En Angola et au Cameroun, nagent les plus vieux caïmans de la marre de la politique africaine
Enfin, au Cameroun, on imagine bien que les questions sécuritaires, notamment la lutte contre la nébuleuse djihadiste Boko Haram, vont constituer le plat de résistance. Car de la sécurité du Cameroun dépendent de nombreux intérêts. En plus d’être un important corridor vers le Tchad et la République Centrafricaine, le Cameroun représente le premier partenaire commercial de la France en Afrique centrale, hors pétrole. La présence française s’appuie sur une centaine de filiales de groupes français, présentes dans les secteurs des hydrocarbures, de l’agroalimentaire, du ciment, du bois, du BTP, des télécommunications et de la logistique avec des ténors comme EDF, Bolloré et GDF-SUEZ. L’occasion est donc belle pour Hollande et sa délégation de réchauffer une coopération déjà très dynamique, mais surtout de vanter toute la technologie française en matière d’armes de lutte contre le terrorisme et de moyens de surveillance. En marge de ces questions économico-sécuritaires, Hollande plaidera la cause des binationaux franco-camerounais de plus en plus nombreux, accusés à tort ou à raison de s’être empêtrés dans la marre gluante de la corruption camerounaise et malmenés par des affaires juridico-politiques comme c’est le cas de l’avocate Lydienne Yen-Eyoum.
L’évènement, cependant dans ces deux pays, c’est moins l’agenda économique que le silence probable du président français sur certaines questions pressantes sur le continent, que sont l’alternance et les droits de l’homme.
En Angola et au Cameroun, nagent les plus vieux caïmans de la marre de la politique africaine : Paul Biya au pouvoir depuis 32 ans. Et Eduardo Dos Santos depuis 35 ans. La visite de Hollande dans ces pays ne peut être interprétée autrement que comme une prime aux dictatures du continent. Il est fort à parier qu’il ménagera les susceptibilités de ses hôtes en évitant les questions qui fâchent, notamment celles relatives à la démocratie et aux droits de l’Homme, confirmant bien les propos de son patriote Charles Pasqua pour qui « la démocratie s’arrête là où commence la raison d’Etat ». Il est tout aussi presque certain que Hollande ne rencontrera ni les opposants ni la société civile de ces deux pays.
Pire, Hollande, pour cette visite, a bien la tête d’un marchand d’armes et, de façon manifeste, ne rend pas service au continent, surtout que l’Afrique centrale est déjà une poudrière et le foyer de nombreuses rébellions. Et qui dit que demain, ces dictateurs qui font la course aux armements, ne les retourneront pas contre leur propre peuple ?
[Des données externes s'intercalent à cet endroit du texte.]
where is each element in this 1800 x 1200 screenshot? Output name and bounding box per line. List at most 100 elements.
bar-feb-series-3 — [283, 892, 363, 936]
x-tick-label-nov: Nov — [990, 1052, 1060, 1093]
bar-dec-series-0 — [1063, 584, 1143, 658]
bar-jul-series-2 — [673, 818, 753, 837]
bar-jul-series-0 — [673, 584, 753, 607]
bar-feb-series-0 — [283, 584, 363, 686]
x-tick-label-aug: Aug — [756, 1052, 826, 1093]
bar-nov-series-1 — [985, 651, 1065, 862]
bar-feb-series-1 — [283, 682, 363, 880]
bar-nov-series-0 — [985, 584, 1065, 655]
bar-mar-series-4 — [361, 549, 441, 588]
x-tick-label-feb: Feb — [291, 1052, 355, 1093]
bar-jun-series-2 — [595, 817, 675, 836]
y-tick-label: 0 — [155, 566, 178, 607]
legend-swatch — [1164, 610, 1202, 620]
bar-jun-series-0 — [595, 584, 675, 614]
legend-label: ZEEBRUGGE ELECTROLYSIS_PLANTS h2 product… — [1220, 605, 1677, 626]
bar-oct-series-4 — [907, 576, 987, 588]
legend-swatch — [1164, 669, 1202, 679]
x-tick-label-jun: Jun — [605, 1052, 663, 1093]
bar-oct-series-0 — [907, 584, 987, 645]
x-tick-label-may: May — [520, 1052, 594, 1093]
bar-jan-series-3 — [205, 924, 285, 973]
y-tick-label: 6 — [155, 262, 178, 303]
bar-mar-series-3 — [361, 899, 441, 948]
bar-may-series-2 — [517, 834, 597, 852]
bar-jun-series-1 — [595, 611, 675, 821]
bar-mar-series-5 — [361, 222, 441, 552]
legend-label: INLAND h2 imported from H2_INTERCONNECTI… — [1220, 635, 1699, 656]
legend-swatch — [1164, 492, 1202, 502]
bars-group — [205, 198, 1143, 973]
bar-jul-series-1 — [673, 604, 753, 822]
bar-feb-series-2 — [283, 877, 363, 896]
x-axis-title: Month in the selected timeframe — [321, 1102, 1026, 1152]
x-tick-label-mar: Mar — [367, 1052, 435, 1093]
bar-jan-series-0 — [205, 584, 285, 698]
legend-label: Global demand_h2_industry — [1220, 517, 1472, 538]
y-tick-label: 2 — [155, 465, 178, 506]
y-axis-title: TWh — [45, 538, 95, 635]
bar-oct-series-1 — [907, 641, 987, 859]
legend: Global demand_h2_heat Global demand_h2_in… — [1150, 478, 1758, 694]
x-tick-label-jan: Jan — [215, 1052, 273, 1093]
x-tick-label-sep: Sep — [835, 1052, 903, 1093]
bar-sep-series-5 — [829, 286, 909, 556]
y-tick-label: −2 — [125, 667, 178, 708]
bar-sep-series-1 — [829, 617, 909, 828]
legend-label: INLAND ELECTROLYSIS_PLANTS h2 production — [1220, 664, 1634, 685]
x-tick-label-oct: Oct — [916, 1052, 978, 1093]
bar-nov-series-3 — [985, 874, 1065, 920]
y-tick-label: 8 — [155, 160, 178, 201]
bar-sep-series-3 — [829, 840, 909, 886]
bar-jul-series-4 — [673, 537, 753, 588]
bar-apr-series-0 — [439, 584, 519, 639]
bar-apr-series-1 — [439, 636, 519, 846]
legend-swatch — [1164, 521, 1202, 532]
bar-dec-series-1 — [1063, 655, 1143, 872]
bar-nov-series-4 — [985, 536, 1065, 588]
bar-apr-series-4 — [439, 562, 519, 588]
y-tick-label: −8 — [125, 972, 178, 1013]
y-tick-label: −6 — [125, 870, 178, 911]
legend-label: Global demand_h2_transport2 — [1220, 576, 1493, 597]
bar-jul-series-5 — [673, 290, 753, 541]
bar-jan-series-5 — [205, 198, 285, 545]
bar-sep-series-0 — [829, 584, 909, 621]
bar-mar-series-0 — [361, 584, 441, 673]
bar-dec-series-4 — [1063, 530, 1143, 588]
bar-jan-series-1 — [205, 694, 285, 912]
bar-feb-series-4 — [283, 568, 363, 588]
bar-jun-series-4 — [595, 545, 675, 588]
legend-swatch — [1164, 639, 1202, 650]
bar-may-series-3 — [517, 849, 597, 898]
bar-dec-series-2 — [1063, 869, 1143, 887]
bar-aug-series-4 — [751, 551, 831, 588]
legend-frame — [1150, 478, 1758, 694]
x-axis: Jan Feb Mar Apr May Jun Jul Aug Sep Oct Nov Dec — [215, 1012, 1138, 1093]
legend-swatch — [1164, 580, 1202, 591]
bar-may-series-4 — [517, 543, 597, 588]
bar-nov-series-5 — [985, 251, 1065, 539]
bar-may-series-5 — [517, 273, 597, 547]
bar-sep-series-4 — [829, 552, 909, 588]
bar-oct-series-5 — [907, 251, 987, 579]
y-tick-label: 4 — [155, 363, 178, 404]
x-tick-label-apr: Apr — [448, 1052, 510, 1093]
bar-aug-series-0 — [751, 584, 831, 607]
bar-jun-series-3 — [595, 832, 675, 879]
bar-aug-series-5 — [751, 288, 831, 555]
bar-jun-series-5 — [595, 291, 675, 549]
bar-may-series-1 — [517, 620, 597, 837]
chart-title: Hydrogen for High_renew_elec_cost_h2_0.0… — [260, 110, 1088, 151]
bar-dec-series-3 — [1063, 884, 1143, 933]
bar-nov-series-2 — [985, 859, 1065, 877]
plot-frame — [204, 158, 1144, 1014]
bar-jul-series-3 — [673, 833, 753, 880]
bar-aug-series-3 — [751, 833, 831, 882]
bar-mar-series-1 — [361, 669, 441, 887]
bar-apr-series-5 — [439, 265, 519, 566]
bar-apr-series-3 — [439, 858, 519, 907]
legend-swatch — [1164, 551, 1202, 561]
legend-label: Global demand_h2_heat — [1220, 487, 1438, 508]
C’est le lieu aussi de dénoncer le schéma économique traditionnel et inamovible d’une Afrique condamnée à jouer le rôle de fournisseur de matières premières achetées à vil prix et de débouchés pour les produits industriels onéreux européens.
Les sociétés civiles africaines sont une fois de plus interpellées. Elles doivent donner de la voix lors de cette mini tournée du président Hollande pour dénoncer les dérives autocratiques de Biya et Dos Santos ; comme c’est d’ailleurs le cas, chaque fois qu’un dirigeant africain peu fréquentable foule le sol européen.